Baysal, özellikle ekonomik kriz, yüksek enflasyon ve sosyal yardımlarda yetersizlik gibi sorunların halkın canını yaktığı bir dönemde, yeni anayasa tartışmasının suni gündem olduğunu ifade etti:
“14 bin lira emekli maaşıyla geçinmeye çalışan vatandaşın, ayda 20 bin lirayı bulan kira bedelleri karşısında yaşam savaşı verdiği bir Türkiye’de yaşıyoruz. Gençler umudunu kaybediyor, çiftçiler toprağını bırakıyor, sanayici önünü göremiyor. Bu sorunlar ortadayken anayasa tartışması, halkın gerçek gündemini karartmak için bir sis perdesi işlevi görüyor.”
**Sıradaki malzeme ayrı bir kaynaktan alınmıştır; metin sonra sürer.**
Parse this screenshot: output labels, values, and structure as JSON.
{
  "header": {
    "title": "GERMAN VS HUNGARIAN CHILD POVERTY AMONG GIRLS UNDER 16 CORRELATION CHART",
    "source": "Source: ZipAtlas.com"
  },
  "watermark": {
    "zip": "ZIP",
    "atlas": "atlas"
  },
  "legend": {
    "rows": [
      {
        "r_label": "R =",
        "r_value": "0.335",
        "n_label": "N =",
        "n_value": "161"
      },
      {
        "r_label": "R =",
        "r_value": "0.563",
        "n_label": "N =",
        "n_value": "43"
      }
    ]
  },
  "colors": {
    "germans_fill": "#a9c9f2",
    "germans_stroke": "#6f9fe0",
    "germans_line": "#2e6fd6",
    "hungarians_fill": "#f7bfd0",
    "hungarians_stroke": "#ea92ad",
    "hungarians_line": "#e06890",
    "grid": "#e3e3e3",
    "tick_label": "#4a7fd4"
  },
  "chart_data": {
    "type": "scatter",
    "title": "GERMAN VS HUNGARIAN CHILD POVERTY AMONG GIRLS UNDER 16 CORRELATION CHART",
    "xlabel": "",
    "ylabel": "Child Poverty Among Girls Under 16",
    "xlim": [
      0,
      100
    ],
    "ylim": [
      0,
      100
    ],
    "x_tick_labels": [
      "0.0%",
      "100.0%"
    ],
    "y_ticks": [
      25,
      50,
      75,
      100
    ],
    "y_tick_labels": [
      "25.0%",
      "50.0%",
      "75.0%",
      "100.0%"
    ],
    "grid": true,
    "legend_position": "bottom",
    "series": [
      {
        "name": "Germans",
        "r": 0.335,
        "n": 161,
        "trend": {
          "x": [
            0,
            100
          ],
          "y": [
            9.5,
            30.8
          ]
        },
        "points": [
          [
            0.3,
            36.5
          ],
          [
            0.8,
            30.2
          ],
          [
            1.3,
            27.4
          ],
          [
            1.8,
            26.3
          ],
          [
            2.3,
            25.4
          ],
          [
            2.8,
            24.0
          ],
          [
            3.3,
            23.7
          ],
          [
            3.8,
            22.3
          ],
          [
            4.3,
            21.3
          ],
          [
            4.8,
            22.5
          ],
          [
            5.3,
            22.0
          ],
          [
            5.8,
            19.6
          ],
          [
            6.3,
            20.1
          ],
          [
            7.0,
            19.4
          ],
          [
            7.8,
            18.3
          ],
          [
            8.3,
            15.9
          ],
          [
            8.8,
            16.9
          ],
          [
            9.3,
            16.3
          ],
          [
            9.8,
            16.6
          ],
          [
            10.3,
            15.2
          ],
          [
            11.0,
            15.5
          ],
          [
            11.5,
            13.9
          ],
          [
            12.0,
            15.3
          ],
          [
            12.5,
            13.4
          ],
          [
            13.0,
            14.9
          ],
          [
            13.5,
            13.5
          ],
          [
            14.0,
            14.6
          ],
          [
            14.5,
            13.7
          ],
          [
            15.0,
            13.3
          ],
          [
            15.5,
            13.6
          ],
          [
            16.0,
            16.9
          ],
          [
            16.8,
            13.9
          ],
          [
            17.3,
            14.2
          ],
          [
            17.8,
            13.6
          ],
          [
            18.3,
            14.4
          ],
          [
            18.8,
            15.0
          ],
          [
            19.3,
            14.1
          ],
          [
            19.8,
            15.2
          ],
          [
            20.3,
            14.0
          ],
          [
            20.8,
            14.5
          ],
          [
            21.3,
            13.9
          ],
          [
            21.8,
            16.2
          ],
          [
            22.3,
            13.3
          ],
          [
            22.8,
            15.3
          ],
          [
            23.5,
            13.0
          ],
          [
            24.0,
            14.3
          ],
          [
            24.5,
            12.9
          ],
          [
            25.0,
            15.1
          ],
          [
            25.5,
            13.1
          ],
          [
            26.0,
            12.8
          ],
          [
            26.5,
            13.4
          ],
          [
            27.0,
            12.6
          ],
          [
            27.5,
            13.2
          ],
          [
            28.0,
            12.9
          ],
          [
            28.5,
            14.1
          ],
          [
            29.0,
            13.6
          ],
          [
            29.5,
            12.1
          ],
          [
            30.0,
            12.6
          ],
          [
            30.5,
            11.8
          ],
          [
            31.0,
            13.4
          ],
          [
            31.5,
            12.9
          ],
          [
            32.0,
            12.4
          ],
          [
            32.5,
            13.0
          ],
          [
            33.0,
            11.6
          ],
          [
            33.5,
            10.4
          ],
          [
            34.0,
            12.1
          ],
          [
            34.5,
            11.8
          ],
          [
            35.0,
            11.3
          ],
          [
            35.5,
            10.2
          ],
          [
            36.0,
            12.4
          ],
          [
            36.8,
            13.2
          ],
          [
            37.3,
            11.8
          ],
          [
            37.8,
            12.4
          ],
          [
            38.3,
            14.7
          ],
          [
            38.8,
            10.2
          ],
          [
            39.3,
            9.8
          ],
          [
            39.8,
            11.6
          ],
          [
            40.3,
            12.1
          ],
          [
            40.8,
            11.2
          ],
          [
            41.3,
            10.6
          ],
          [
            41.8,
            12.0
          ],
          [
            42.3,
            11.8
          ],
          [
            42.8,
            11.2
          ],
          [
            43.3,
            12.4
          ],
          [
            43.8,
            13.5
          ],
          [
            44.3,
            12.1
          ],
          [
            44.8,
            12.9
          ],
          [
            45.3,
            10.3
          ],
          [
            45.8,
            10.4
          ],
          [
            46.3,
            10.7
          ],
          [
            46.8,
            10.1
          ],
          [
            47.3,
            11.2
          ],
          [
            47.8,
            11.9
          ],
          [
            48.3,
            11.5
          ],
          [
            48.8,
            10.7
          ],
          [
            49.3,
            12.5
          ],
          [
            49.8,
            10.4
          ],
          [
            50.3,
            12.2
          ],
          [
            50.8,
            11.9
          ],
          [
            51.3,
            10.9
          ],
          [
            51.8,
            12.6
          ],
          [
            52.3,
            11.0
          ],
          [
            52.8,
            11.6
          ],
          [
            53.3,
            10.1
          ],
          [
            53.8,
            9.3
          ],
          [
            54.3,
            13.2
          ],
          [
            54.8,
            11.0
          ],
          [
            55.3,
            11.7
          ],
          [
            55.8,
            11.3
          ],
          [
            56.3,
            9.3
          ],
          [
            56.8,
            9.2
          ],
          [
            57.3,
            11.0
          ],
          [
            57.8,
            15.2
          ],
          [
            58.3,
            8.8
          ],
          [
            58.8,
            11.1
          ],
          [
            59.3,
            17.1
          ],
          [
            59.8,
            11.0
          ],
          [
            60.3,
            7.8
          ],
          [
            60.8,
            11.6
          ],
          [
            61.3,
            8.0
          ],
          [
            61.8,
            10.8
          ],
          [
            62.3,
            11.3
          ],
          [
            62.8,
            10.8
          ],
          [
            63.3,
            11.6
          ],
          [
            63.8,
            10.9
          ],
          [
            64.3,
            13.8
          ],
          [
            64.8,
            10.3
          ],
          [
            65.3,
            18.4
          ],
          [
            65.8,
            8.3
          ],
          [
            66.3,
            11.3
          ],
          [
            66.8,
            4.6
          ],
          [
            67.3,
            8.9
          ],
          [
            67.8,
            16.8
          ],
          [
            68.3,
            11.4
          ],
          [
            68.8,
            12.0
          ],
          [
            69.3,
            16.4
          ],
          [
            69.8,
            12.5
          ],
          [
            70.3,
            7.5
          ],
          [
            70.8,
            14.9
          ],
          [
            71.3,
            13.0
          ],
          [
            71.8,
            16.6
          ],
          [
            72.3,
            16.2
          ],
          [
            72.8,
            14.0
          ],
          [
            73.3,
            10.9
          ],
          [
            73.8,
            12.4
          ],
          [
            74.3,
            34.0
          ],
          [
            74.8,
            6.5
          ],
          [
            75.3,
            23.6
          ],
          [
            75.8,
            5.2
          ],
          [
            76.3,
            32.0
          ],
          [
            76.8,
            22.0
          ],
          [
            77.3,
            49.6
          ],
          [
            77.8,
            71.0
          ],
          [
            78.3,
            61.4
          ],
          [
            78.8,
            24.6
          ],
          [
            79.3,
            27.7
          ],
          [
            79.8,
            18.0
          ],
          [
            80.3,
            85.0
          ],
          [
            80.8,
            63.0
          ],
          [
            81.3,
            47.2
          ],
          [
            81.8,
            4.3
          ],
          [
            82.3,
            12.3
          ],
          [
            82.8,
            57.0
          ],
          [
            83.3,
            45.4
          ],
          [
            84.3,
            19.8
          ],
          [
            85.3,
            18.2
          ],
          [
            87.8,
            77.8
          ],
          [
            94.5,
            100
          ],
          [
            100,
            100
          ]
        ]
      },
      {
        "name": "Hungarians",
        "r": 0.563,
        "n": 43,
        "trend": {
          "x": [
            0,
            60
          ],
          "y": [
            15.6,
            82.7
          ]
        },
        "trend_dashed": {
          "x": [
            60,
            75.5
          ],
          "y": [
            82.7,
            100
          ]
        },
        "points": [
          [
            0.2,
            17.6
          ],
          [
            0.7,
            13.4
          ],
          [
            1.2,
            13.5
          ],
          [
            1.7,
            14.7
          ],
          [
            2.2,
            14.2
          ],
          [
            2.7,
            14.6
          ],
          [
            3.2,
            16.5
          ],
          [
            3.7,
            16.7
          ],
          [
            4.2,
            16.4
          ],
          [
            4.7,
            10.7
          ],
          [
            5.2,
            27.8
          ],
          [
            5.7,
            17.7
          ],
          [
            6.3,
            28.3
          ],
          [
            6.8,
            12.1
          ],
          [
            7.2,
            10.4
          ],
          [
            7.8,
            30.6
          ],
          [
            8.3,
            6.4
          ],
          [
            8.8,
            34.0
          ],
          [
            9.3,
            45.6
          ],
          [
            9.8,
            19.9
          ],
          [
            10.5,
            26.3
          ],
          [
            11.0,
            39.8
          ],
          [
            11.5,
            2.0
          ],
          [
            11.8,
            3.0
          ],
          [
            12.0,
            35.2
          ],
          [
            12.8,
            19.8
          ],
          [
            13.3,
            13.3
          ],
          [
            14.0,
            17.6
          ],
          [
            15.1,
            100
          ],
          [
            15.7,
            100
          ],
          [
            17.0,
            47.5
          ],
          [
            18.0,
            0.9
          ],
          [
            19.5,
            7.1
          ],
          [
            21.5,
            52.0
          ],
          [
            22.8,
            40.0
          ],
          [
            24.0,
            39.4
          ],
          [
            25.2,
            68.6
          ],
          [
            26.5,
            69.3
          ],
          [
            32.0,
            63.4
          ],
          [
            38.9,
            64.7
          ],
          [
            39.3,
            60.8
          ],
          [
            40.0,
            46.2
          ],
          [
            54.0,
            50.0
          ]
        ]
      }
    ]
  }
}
“Kurumlar değil, ilkeler güçlü olmalı”
Baysal, yapılacak bir anayasanın ancak kuvvetler ayrılığına, ifade özgürlüğüne, yargı bağımsızlığına ve adil temsile dayandığında anlamlı olacağını belirterek açıklamasını şu ifadelerle tamamladı:
“Güçlü liderler değil, güçlü kurumlar gereklidir. Mevcut yönetim sistemi denge ve denetim mekanizmalarını zayıflatmış, tek merkezli kararlarla ülkeyi yönetilebilirlikten uzaklaştırmıştır. Yeni anayasa çağrıları, bir kişinin yeniden adaylığını meşrulaştırmak, yargıyı daha fazla tahakküm altına almak ve parlamentoyu tamamen etkisiz hale getirmek amacı taşıyorsa; biz buna karşı açık bir duruş sergilemeye devam edeceğiz.”
“Gelecek Partisi olarak bizler, halkın iradesine dayanan, özgürlükçü ve adil bir anayasa fikrine evet diyoruz. Ancak bunun ön koşulu; samimi, kapsayıcı ve milletin tamamını içine alan bir mutabakat zemininin oluşturulmasıdır. Aksi her çaba, krizi çözmez, derinleştirir.”